Dynamic Programming and Optimal Control Solution Manual Introduction Dynamic programming and optimal control are powerful tools used to solve complex decision-making problems in a wide range of fields, including economics, finance, engineering, and computer science. This solution manual provides step-by-step solutions to problems in dynamic programming and optimal control, helping students and practitioners to better understand and apply these techniques. Problem 1: Introduction to Dynamic Programming Consider the following problem:
A company has $10,000 to invest and can choose from two investment options:
Option A: Invest $x in a project that yields a return of 20% per year. Option B: Invest $y in a project that yields a return of 15% per year.

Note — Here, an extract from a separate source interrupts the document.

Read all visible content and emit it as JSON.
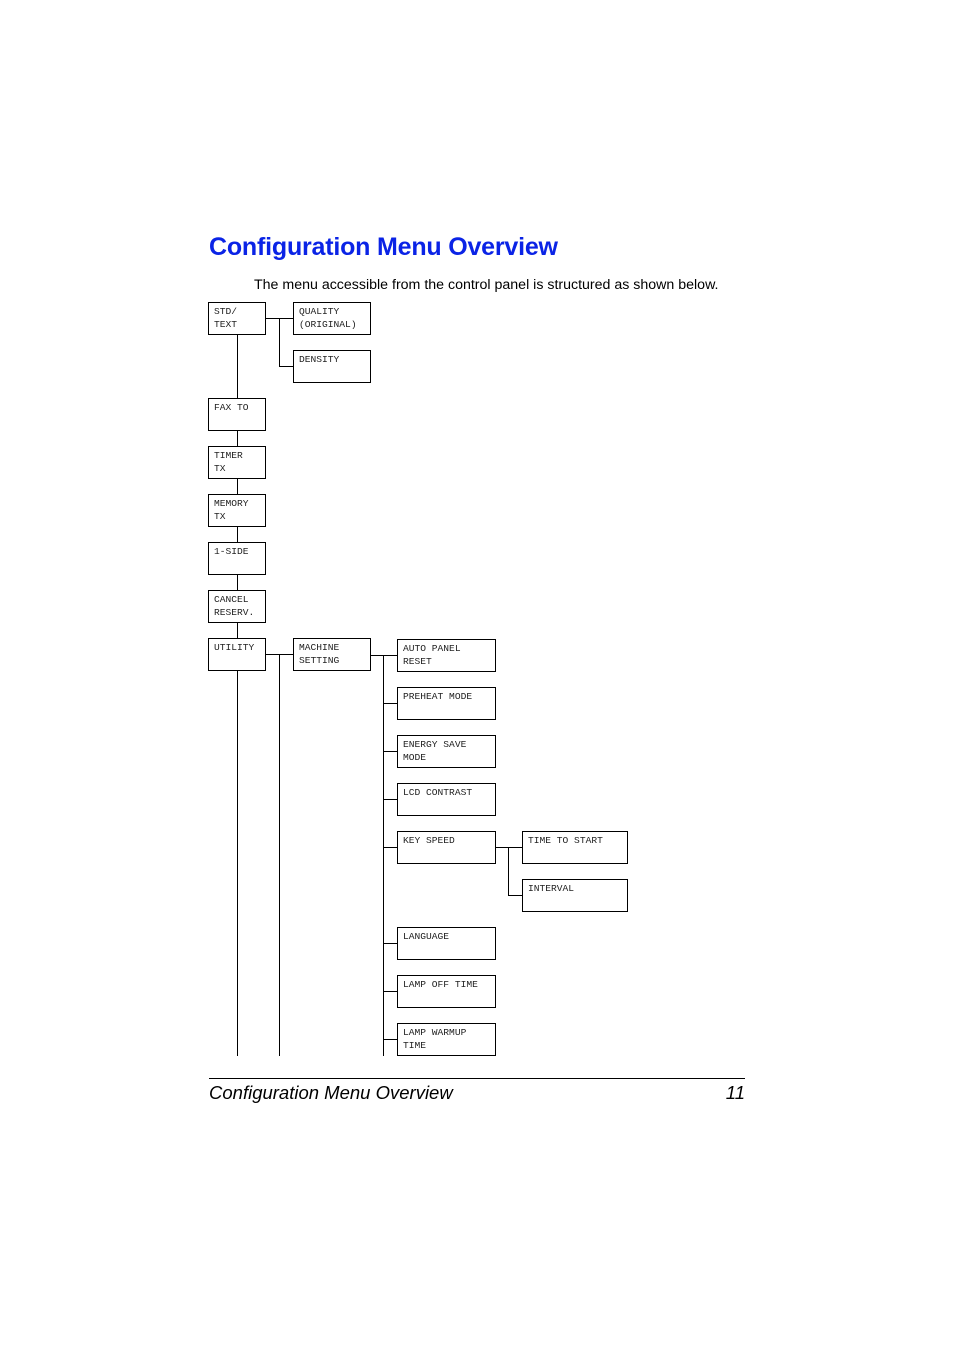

The goal is to maximize the total return on investment after 2 years. Dynamic Programming And Optimal Control Solution Manual
Solution Using dynamic programming, we can break down the problem into smaller sub-problems and solve them recursively. Let:
(V(t, x, y)) be the maximum return on investment at time (t) with (x) dollars invested in Option A and (y) dollars invested in Option B. (R_A) and (R_B) be the returns on investment for Options A and B, respectively.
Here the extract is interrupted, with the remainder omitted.